We proceed to the first in this way.

[1] It seems that there are no ideas. For Dionysius says (Div. Nom. 7) that God does not know a thing according to an idea. But ideas are not posited for anything but to be that throuch which a thing is known. Therefore there are not ideas.

[2] Further, God knows all things in Himself, as is said above. But He does not know Himself by idea. Therefore nothing else either.

[3] Further, an idea is posited as a principle of knowing and acting. But the divine esence suffices the principle of knowing and acting on all things. Therefore it is not necessary to posit ideas.

But to the contrary is what Augustine says (Quaest. LXXXIII), "Such is the power constituting ideas, that, unless they are understood, nobody is able to be wise."

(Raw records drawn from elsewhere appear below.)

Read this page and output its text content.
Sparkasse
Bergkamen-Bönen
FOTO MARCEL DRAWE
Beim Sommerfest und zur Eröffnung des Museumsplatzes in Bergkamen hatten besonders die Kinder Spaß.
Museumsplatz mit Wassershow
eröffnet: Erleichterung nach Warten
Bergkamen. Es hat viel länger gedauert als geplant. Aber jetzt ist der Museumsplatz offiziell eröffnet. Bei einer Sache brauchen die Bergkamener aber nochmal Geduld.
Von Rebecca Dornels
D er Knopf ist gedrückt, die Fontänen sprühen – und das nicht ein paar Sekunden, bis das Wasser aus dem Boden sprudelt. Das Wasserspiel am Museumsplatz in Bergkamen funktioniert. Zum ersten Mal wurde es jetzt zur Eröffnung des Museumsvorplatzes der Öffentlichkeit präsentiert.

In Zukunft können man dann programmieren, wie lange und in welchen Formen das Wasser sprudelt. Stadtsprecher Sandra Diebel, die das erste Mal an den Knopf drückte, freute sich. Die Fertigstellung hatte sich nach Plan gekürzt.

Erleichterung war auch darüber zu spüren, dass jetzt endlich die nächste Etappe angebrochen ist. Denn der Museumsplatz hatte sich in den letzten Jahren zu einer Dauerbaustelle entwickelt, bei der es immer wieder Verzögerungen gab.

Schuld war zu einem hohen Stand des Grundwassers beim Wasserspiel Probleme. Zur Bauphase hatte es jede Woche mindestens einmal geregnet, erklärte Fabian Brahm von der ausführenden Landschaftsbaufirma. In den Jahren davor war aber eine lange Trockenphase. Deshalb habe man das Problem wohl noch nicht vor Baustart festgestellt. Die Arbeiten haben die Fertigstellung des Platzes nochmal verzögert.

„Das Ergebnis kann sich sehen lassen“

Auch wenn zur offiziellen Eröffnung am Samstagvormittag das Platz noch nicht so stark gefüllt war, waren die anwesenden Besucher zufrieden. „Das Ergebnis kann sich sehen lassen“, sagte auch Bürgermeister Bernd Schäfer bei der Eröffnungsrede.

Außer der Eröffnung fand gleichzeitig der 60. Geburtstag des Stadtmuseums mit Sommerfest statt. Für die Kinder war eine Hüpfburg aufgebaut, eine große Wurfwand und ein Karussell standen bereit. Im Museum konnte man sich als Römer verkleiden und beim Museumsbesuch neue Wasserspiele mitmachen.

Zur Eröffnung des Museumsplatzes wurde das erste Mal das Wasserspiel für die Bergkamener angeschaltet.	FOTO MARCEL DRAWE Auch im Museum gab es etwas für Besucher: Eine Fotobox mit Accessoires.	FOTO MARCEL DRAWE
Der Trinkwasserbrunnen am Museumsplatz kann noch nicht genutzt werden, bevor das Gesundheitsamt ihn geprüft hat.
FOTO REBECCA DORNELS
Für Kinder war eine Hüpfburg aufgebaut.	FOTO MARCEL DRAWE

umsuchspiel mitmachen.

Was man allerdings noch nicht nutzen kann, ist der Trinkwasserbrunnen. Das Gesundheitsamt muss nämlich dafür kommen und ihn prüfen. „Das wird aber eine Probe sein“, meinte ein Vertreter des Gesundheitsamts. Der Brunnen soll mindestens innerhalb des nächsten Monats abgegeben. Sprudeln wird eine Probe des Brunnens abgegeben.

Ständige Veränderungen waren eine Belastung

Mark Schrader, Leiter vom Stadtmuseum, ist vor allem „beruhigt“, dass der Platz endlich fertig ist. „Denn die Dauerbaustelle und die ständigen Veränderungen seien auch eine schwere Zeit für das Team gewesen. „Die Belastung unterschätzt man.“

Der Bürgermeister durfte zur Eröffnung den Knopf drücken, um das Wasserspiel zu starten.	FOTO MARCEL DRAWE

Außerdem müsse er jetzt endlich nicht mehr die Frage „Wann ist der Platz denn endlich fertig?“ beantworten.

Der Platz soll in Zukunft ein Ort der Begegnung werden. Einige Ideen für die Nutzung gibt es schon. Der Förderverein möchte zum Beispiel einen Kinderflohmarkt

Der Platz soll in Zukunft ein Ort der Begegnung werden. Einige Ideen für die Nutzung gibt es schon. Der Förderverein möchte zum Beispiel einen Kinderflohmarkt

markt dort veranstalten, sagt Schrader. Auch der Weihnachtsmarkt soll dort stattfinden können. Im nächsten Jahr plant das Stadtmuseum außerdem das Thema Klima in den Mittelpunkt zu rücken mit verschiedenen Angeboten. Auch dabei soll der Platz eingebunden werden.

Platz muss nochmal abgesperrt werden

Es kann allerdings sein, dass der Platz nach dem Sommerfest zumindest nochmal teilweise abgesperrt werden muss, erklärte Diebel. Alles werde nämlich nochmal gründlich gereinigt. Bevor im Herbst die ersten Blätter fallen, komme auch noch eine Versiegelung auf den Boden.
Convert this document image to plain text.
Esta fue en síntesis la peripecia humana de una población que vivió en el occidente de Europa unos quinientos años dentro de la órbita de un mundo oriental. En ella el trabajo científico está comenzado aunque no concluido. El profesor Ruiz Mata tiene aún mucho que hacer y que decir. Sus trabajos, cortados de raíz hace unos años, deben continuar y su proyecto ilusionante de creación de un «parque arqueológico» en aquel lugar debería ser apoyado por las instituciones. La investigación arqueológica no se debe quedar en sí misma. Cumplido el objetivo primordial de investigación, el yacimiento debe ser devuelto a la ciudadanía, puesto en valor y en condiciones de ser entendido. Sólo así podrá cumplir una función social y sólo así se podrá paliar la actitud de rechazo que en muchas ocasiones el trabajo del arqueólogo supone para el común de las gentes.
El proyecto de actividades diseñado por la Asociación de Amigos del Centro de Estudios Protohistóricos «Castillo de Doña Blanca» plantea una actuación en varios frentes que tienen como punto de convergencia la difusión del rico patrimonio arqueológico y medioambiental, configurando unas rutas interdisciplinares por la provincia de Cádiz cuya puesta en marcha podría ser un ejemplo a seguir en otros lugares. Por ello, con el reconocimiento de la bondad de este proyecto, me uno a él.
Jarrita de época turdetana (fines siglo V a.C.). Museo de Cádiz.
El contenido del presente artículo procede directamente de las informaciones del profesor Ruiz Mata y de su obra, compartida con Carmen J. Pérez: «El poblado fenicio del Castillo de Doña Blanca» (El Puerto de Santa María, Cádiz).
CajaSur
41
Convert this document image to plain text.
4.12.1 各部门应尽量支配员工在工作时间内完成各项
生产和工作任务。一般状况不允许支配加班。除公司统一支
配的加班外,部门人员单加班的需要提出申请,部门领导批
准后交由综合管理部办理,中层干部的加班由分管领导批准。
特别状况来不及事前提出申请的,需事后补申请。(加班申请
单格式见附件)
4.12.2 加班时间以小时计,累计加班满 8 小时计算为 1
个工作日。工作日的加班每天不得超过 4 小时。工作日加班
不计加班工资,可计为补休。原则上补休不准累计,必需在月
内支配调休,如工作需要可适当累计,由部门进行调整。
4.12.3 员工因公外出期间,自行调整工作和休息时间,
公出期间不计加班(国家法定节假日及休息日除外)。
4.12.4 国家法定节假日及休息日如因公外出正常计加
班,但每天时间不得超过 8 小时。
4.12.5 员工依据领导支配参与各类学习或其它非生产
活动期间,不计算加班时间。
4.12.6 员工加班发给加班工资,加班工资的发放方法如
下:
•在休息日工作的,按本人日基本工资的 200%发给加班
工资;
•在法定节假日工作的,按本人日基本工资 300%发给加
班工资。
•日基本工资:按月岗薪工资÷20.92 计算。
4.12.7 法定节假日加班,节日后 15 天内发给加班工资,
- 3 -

I respond that it must be said that it is necessary to posit ideas in the divine mind. For the Greek 'idea' is called 'form' in Latin; hence by 'ideas' is understood the forms of all things, existing apart from things themselves. But the form of anything existing apart from it can be for two things: Either as being the exemplar of the thing of which it is called the form, or as the principle of knowing it [principium cognitionis ipsius], according to which the form of the knowable is said to be in the knower. In either way it is necessary to posit ideas, which is clear in this way: It is necesary for the form to be the end of any generation whatsoever in all thinsg that are not generated by chance [a casu]. But an agent does not act according to a form, save inasmuch as a similitude of the form is in him, which may occur in two ways [quod quidem contingit dupliciter]. For in some agents the form of the thing to be made pre-exists according to natural being, as in those that act by nature, as when man generates man and fire fire; in some it is instead according to intelligible being, as in those that act by understanding [per intellectum], as when the similitude of a house pre-exists in the mind of the builder. And this can be called the idea of the house, because the artificer intends to assimilate the house to the form which the mind conceives. Since, therefore, the world is not made by chance [casu], but is made by God through active understanding [per intellectum agente], as is seen below, it is necessary that there be in the divine mind forms, to the likeness of which the world is made. In this consists the nature [ratio] of an idea.

Therefore to the first it must be said that God does not understand the thing according to an idea existing outside himself. Thus Aristotle refutes the opinion of Plato on ideas, who posited them as existing per se, not in the understanding.

To the second it must be said that, although God by essence knows Himself and all things, His essence is the operative principle of other things, but not Himself, and it therefore has the nature of an idea with respect to others, but not with respect to God Himself.

To the third it must be said that God according to His essence is the similitude of all things. Hence an idea in God is nothing other than the essence of God.